Et on aurait peut-être de bonnes surprises, car l’intégration des immigrants s’est considérablement améliorée, depuis 10 ans, du moins sur le marché du travail. Jugez-en vous-même…

Le taux d’emploi des immigrants qui sont ici depuis plus de cinq ans est désormais plus élevé que celui des personnes nées ici. Le taux de chômage des immigrants se rapproche de celui des natifs, même si un écart persiste pour les immigrants plus récents. Et la rémunération hebdomadaire moyenne des immigrants a pratiquement rattrapé celle des travailleurs nés au pays, sauf pour les immigrants plus récents.

Du côté socioculturel, la situation est aussi moins alarmante que certains le croient. Si les immigrants continuent de parler leur langue maternelle à la maison, ce qui est tout naturel, il en va autrement dans la sphère publique, et c’est ce qui compte vraiment.

Avant de rehausser les seuils, il faut aussi considérer les effets d’une hausse de l’immigration sur la demande de logements, de services de garde, d’écoles ou encore de services de francisation.

À ce chapitre, Québec a des devoirs à faire, car il ne dépense même pas toute la généreuse enveloppe qu’Ottawa lui remet en vertu de l’accord Canada-Québec sur le partage des compétences en immigration.

En fait, la compensation fédérale s’élève à 650 millions de dollars pour 2020-2021, selon le cahier explicatif du ministère de l’Immigration. Mais Québec n’utilise que 589 millions « aux fins de l’intégration et de la francisation des personnes immigrantes », précise le rapport annuel de gestion du Ministère.

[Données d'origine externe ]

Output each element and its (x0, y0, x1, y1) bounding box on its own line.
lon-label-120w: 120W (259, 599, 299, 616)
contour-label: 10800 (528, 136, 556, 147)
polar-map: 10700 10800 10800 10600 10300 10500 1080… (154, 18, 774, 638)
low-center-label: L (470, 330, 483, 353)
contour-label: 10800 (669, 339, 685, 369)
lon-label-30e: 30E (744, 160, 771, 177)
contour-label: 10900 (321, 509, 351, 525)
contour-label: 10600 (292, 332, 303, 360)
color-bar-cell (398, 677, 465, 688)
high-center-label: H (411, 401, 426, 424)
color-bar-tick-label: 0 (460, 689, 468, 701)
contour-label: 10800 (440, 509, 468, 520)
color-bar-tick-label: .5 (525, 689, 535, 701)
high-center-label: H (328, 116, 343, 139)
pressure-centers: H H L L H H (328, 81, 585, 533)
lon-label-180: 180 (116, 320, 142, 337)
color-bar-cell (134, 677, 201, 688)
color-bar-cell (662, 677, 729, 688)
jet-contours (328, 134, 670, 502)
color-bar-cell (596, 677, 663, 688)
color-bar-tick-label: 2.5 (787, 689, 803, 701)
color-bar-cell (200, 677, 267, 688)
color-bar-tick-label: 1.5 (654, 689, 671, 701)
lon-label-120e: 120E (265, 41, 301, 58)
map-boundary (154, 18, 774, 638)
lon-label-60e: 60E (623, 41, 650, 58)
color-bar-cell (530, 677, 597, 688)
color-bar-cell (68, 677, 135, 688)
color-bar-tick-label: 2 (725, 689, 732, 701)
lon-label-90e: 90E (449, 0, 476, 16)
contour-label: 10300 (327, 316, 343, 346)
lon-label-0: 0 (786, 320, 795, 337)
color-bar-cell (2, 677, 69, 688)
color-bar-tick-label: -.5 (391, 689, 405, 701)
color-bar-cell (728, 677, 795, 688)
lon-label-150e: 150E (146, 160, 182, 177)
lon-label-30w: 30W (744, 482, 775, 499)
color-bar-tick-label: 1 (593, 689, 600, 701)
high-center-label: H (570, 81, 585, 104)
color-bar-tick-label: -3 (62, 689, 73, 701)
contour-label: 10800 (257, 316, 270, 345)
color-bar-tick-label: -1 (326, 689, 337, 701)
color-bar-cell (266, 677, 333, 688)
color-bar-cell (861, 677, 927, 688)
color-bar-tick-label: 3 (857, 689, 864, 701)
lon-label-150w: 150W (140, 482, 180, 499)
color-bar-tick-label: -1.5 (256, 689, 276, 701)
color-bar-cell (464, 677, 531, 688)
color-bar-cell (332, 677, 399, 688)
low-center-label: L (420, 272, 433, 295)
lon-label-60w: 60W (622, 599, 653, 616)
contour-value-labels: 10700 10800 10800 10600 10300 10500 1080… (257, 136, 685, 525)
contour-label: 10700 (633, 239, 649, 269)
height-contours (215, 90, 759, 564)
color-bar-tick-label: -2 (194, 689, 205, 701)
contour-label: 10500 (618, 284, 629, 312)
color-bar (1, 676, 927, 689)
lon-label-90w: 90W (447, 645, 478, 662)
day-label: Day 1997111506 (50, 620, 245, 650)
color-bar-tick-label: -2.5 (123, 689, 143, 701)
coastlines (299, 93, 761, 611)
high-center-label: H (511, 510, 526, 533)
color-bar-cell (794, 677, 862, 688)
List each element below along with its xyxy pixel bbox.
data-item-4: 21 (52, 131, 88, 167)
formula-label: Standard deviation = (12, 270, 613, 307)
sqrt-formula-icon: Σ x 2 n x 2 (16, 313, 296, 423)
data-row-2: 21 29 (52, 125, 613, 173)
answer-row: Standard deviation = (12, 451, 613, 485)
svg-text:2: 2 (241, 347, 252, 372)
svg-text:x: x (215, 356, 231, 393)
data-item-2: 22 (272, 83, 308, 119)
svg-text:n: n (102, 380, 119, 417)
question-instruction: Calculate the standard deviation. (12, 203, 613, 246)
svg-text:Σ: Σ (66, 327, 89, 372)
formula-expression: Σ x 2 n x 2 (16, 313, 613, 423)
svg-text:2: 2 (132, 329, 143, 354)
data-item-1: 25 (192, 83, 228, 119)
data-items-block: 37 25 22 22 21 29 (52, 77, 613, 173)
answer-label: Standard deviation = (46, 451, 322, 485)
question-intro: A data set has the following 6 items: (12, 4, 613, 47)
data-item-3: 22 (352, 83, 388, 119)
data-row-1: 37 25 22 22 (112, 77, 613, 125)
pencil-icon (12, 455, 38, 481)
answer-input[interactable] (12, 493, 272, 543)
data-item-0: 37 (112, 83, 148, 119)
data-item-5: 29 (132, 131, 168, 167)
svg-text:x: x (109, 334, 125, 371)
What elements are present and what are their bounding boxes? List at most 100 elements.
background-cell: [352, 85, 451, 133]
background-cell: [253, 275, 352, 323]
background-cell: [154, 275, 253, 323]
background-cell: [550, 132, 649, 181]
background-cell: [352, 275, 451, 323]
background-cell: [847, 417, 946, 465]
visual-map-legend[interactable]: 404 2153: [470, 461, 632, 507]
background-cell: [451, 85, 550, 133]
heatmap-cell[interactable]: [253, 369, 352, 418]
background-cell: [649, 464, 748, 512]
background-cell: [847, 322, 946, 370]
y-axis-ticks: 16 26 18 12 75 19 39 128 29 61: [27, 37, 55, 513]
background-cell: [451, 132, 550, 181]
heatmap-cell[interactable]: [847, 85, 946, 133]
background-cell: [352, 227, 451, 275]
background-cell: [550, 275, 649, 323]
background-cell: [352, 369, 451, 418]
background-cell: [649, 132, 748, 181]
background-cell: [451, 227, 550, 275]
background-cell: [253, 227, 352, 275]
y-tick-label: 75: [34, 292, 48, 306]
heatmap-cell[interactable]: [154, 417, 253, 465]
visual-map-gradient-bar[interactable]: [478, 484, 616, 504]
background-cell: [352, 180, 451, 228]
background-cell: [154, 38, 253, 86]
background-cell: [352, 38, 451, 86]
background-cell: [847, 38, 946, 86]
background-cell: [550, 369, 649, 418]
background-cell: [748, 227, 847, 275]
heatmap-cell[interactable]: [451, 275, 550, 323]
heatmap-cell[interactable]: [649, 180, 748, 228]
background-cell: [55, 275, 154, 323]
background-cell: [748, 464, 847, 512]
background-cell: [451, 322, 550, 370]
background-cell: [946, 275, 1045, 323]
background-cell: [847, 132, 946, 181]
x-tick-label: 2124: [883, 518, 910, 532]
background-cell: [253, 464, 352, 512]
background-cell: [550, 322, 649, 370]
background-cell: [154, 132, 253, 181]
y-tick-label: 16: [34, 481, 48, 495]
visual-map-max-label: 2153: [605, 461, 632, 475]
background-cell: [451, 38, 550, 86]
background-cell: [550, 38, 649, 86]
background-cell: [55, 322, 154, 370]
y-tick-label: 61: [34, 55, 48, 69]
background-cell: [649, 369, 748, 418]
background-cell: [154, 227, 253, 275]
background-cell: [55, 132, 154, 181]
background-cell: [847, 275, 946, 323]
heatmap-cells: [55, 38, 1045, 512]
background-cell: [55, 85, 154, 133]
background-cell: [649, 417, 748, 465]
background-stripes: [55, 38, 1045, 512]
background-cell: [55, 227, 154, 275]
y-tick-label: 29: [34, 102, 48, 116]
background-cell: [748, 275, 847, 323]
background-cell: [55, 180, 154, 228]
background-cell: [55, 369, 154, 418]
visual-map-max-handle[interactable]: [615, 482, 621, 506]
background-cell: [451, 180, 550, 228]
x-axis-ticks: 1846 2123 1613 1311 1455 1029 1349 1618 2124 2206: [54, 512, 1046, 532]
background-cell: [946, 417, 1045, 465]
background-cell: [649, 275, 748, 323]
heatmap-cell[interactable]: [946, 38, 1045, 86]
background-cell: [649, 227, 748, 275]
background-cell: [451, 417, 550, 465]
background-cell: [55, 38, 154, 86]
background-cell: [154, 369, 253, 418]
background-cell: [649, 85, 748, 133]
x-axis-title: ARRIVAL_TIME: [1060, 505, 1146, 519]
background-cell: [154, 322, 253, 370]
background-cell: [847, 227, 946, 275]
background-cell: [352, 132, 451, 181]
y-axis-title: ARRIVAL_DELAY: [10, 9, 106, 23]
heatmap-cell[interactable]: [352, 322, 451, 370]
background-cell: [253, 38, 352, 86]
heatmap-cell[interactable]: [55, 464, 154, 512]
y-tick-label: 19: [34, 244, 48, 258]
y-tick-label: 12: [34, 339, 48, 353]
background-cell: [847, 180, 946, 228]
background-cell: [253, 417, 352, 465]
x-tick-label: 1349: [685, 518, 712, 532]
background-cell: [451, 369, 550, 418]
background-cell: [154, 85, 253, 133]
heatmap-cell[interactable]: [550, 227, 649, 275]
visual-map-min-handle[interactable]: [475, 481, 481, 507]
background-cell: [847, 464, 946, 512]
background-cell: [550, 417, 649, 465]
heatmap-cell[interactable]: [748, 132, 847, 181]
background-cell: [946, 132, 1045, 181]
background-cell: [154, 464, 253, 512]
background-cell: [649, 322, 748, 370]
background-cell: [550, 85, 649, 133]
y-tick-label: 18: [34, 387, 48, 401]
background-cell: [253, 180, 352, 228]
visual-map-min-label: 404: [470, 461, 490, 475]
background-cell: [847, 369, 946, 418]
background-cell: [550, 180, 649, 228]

Si Québec se préoccupe réellement de la capacité d’intégration, il devrait commencer par dépenser tout l’argent que le fédéral lui remet. Et le dépenser comme il faut. Car la vérificatrice générale a déjà qualifié d’échec ses programmes de francisation.

Un autre bon sujet de discussion pour des états généraux en immigration…

Des états généraux seraient une tribune idéale pour démystifier toute la complexité de l’immigration auprès du grand public et fournir un espace de réflexion pour d’établir des consensus au sein de la société.

Mais la CAQ a plutôt choisi de reporter à l’an prochain la consultation publique sur l’immigration qui aurait dû avoir lieu cette année.

À la place, elle préfère politiser le débat davantage en dévoilant lors de son congrès, en fin de semaine, les résultats de deux études pourtant commandées par le ministère de l’Immigration à des experts externes.

De grâce, ne lançons pas le débat à l’envers, avec des slogans électoraux séduisants et des chiffres en l’air. Si on veut trouver le juste équilibre pour les seuils d’immigration, arrêtons de jouer à The Price Is Right.